The crisis came like a big wind and shook him as though he were a tree in its path. His body temperature rocketed, and he tossed and writhed in the camp-bed, trying to throw off the weight of blankets upon him, so that Rosa called for Mohammed's wife to help her restrain him. His perspiration soaked through the thin mattress and dripped to form a puddle on the earth floor beneath the bed, and he cried out in the fantasy of his fever.


Then, miraculously, the crisis was past, and he slumped into relaxation. He lay still and exhausted so that only the shallow flutter of his breathing showed there was life in him. Rosa could feel his skin cooling under her hand, and she saw the yellowish tinge with which the fever had coloured it.


"The first time it is always bad." Mohammed's wife released her grip on the blanket-wrapped legs.


"Yes, said Rosa. "Now bring the basin. We must wash him and change his blankets, Nanny."


She had worked many times with men who were sick or badly hurt; the servants and the bearers and the gun-boys, and, of course, with her father. But now, as Nanny peeled back the blankets and Rosa swabbed Sebastian's uncoiiscions body with the moist cloth, she felt an inexplicable tension within her a sense of dread mingled with tight excitement. She could feel new blood warming her cheeks, and she leaned forward, so that Nanny could not see her face as she worked.


The skin of his chest and upper arms was creamy-smooth as polished alabaster, where the sun had not stained it.


Beneath her fingers it had an elastic hardness, a rubbery sensuality and warmth that disturbed her. When she realized suddenly that she was no longer wiping with the flannel but using it to caress the shape of hard muscle beneath the pale skin, she checked herself and made her actions brusque and businesslike.


They dried his upper body, and Nanny reached to jerk the blankets down below Sebastian's waist.
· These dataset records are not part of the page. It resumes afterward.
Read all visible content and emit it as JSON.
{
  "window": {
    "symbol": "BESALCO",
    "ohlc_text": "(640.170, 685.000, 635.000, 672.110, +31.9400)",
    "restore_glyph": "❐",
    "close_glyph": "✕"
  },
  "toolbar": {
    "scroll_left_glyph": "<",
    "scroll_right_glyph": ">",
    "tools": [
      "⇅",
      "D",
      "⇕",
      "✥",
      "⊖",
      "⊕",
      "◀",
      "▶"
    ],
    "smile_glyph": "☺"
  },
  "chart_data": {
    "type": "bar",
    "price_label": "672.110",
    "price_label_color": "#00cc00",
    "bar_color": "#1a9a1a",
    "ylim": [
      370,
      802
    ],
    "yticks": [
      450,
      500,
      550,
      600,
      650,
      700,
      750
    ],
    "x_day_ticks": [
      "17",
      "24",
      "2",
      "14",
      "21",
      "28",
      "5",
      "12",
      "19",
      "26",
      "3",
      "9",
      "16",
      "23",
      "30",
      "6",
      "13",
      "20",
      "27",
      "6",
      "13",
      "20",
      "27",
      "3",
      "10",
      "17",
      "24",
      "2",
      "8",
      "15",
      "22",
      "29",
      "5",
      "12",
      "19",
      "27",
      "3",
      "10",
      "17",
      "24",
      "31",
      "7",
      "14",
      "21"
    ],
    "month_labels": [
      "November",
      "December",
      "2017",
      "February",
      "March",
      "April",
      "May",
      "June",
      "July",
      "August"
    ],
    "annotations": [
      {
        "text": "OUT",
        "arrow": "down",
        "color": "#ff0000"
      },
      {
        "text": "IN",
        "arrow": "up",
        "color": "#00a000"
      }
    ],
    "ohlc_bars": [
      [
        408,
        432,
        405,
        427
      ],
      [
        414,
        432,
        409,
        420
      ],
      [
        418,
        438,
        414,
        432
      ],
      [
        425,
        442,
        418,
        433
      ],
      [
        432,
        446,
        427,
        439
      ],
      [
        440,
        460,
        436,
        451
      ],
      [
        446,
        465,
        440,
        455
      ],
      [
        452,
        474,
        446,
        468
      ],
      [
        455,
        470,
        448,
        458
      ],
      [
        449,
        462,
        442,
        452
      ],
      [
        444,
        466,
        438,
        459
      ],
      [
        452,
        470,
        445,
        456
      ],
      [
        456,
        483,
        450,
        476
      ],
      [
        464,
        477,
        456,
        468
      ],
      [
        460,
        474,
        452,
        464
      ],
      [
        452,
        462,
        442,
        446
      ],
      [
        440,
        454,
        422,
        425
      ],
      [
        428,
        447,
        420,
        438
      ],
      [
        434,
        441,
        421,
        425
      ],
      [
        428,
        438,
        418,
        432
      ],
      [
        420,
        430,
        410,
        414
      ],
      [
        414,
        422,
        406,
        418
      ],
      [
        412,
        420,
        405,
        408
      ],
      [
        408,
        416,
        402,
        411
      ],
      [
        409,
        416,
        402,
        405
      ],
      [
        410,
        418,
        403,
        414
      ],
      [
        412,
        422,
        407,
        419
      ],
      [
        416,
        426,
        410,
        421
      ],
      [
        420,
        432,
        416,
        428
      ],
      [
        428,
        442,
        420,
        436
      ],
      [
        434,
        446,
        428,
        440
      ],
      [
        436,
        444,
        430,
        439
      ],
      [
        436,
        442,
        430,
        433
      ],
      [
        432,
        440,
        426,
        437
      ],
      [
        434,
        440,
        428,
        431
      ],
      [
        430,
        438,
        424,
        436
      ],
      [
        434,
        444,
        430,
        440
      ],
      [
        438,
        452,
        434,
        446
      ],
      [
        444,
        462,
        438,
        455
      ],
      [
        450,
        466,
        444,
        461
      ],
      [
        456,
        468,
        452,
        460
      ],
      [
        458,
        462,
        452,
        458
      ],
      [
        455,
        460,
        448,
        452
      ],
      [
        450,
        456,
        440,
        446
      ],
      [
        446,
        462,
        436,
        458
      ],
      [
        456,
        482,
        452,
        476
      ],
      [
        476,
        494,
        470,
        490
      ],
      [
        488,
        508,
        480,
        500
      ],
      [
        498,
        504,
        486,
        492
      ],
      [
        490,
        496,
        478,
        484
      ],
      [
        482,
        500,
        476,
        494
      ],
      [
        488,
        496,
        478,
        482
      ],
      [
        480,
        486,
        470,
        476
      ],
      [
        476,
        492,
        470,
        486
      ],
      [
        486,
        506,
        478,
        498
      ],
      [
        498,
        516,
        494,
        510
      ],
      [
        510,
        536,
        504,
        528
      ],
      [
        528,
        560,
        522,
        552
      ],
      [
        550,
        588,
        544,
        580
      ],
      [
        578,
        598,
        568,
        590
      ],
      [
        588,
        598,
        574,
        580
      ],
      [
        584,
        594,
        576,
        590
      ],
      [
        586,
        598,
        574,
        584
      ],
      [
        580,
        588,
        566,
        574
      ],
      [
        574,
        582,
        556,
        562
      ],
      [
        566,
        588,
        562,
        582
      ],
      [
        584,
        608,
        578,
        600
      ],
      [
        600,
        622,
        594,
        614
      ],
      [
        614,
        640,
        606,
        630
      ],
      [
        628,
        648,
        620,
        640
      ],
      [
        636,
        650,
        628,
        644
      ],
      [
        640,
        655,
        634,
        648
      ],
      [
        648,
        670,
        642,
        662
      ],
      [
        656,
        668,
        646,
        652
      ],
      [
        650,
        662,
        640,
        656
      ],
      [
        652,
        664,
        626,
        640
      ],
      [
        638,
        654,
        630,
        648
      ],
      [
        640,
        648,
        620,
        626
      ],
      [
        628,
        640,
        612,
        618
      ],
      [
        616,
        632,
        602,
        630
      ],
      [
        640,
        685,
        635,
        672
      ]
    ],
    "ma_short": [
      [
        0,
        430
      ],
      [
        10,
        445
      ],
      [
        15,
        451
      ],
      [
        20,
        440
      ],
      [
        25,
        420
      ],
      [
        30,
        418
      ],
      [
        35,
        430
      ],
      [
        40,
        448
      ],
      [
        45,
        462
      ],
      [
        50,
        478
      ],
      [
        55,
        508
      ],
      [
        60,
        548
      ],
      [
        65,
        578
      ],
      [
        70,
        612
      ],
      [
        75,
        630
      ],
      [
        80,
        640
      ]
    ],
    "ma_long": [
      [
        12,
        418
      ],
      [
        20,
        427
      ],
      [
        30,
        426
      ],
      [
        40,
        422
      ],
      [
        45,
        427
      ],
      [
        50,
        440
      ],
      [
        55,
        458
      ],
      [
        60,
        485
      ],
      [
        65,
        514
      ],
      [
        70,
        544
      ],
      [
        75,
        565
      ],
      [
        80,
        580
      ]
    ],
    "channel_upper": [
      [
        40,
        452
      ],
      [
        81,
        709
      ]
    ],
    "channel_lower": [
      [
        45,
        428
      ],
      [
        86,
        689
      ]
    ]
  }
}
"Wait!" It came out of Rosa as a cry, and Nanny paused with her hand on the bedclothes and her head held at an angle, quizzical, birdlike. Her wizened old features crinkled in sly amusement.


"Wait," Rosa repeated in confusion. "First help me get the night-shirt on him," and she snatched up one of Flynn's freshly ironed but threadbare old night-shirts from the chair beside the bed.


"It cannot bite you, Little Long Hair," the old woman teased her gently. "It has no teeth."


"You just stop that kind of talk," snapped Rosa with unnecessary violence. "Help me sit him up."


Between them they lifted Sebastian and slipped the nightshirt down over his head, before lowering him to the pillow again.


"And now?" Nanny asked innocently. For answer, Rosa handed her the flannel, and turned to stare fixedly out of the rondavel window. Behind her she heard the rustle of blankets and then Nanny's voice.


"Haul Haul" The age-old expression of deep admiration, followed by a cackle of delighted laughter, as Nanny saw the back of Rosa's neck turning bright pink with embarrassment.


Nanny had smuggled Flynn's cut-throat razor out of the bungalow, and was supervising critically as Rosa stroked it gingerly over Sebastian's soapy cheeks. There was no sound medical reason why a malaria patient should be shaved immediately after emerging from the crisis, but Rosa had advanced the theory that it would make him feel more comfortable and Nanny had agreed enthusiastically. Both of them were enjoying themselves with all the sober delight of two small girls playing with a doll.